The Solar Power Expert Blog

Investment in Solar Energy Keeps on Giving

by GuestPoster - October 26th, 2011.
Filed under: Guest Posts.

If you have seriously considered outfitting your house with a solar power system, you’ll be glad to know that the payback time frame is getting shorter.  SBI Energy, a global energy research firm, released a report in October of 2011 showing that newly installed solar energy systems pay for themselves in as little as three years.

Of course, there are some variables here, such as where you live and the size of the system installed.  You may remember, as I do, that just a few years ago payback was often calculated at something like 10-20 years for an average residential solar installation.  Less than six months ago, my research was showing the length of time necessary for a home solar power system to pay for itself was closer to 10 years, on average, even with government incentives and other rebates.  Taking that fact into consideration, three to five years is a very long stride in the right direction.

Despite some bumps in the road, the solar industry is actually performing quite well.  The report expects solar installations to increase each year until 2020, when the estimated global GW value will be 400, or 10 times the number recorded for 2010.  A temporary drop in European solar markets will be more than made up for by Asia and North America, despite the predicted expiration of some federal incentives in the United States by the end of 2011.

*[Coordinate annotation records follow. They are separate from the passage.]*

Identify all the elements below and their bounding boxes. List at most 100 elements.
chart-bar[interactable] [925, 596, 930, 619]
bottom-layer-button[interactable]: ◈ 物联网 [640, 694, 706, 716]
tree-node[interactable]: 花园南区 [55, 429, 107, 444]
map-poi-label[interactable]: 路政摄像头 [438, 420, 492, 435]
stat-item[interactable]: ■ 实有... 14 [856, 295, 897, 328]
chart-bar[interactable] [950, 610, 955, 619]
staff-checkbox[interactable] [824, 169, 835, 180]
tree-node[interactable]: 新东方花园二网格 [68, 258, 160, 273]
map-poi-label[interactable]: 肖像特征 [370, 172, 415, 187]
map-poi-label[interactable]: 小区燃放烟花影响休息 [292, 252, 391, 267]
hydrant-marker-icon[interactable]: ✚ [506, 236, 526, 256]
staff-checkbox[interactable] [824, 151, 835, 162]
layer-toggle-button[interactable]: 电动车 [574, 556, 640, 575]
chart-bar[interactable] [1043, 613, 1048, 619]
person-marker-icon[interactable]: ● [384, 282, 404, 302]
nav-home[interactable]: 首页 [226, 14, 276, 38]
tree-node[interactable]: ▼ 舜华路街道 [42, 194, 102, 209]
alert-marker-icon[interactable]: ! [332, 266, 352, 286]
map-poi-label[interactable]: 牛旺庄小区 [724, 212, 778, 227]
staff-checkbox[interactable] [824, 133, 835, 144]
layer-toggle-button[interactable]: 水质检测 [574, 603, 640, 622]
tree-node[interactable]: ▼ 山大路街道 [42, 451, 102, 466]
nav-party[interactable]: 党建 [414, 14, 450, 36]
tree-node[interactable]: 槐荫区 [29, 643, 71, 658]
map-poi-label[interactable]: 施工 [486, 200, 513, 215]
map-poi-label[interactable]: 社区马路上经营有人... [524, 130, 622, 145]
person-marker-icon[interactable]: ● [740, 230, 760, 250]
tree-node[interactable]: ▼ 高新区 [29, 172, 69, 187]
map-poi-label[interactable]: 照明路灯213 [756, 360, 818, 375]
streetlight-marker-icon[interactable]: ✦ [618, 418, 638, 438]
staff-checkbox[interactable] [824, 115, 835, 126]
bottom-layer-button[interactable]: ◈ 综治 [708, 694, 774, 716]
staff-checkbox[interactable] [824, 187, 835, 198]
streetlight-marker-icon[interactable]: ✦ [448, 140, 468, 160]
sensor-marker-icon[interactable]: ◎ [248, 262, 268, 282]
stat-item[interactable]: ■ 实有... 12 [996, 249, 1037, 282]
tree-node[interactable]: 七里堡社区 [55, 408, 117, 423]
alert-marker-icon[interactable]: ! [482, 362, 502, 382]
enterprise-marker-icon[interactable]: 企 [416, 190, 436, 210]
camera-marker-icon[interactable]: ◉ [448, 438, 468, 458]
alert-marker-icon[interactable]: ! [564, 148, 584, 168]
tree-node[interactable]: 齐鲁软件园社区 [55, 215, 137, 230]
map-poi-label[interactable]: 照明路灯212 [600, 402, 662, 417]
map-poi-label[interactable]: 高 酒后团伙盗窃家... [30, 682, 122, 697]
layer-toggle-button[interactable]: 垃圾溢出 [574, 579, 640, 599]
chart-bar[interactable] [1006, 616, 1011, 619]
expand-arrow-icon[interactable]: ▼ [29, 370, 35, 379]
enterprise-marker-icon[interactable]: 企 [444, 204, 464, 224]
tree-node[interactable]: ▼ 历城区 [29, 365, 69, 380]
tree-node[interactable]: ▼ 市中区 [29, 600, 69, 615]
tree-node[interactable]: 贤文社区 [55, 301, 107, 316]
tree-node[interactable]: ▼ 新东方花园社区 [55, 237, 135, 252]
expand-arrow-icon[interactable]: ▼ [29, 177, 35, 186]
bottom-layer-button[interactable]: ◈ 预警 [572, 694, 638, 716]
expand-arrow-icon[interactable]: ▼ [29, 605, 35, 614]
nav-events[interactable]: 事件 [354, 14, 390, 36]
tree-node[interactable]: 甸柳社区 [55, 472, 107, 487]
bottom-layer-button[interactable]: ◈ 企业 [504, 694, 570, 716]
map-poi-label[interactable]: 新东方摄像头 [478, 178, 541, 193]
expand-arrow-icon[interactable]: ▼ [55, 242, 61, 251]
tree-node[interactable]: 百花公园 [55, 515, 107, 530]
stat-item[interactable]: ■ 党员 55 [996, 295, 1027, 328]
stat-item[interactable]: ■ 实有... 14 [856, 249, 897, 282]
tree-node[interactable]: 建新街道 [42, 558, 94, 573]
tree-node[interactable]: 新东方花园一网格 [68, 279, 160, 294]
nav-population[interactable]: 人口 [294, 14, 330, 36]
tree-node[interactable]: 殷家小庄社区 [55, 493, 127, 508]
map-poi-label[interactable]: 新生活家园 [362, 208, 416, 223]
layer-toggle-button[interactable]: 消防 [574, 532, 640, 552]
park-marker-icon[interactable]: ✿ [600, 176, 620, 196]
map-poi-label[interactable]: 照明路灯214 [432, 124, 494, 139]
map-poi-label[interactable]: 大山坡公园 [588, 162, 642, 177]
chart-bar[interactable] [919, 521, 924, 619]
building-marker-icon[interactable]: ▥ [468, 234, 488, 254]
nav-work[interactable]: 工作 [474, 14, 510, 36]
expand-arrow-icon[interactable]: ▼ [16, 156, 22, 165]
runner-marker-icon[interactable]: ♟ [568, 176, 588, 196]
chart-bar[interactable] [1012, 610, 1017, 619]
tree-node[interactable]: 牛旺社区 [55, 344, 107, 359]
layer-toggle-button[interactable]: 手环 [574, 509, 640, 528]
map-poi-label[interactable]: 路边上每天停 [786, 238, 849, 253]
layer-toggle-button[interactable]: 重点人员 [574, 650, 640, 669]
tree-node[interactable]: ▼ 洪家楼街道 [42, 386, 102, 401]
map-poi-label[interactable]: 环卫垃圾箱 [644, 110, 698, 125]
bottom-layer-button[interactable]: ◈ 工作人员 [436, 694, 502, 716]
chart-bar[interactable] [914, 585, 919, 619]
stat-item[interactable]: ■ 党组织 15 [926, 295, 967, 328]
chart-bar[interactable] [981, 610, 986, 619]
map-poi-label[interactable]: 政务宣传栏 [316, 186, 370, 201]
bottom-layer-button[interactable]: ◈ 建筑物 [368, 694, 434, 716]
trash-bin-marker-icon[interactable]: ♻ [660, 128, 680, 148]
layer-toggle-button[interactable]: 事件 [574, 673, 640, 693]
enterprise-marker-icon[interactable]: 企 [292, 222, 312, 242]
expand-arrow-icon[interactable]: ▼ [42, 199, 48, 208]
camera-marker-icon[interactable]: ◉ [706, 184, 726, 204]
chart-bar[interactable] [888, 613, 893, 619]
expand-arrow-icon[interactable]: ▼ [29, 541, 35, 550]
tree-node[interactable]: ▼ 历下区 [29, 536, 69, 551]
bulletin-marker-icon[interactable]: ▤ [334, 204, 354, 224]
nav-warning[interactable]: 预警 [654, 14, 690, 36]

The return on investment in solar, as compared to other types of renewable energy, will also be aided by the drop in price per watt from the current $3 to $1 by 2020.  Obviously, a smaller initial investment will pay for itself more quickly, possibly offsetting any reduced rebates and incentives for homeowners installing residential solar power systems.

In addition, lower energy costs and the widespread requirement that utilities pay for excess energy produced by household systems will immediately help defray costs incurred by the photovoltaic system, and feed in tariffs will substantially increase the price per watt homeowners receive from their utility.  Since many parts of the U.S. have seen house values increase when solar power is added to the home improvement profile, resulting in a “solar premium” when the house is sold, it seems possible that solar energy systems may wind up paying for themselves not once, but several times over.